At the heart of our platform runs Corrosion - our distributed service discovery system. It’s used by most of the platform components, from Machines API to fly-proxy
and UDP router. We used to run one big cluster that spanned the entire platform and contained all the data needed to make routing decisions. That made it easy for the proxy to route requests, but proved to be problematic when Corrosion misbehaves. An issue with Corrosion could render the whole platform unstable.
For the last few months we’ve been busy redesigning this system. We now run dedicated Corrosion clusters in each region that contain high-fidelity data for machines in the given region, like machine status (started
/stopped
/suspended
) and health check status (passing
/critical
). We still run the global cluster for the data that needs to be global and doesn’t change that frequently, like IP addresses assigned to an app.
fly-proxy
has been using the new regional Corrosion clusters to make routing decisions for a while. And now our UDP router uses them too.

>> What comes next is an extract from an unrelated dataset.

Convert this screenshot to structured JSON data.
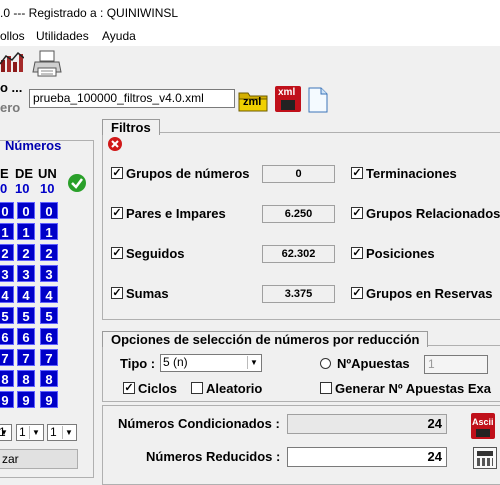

This means that edges in region A
don’t really know which specific machines in region B
could handle an UDP packet received on specific IP:port
, they just know that some machines in region B
that could handle it exist, and forward the packet to a worker in that region to let it deal with the packet. In most cases the new routing scheme won’t result in any additional hops as we maintain enough low-fidelity information in the global Corrosion cluster to “guess” the correct worker host in another region right away. But in case the global Corrosion cluster is lagging or misbehaving and no longer has fresh enough information, an UDP packet may hop a few times between hosts until it lands on a machine that can handle it.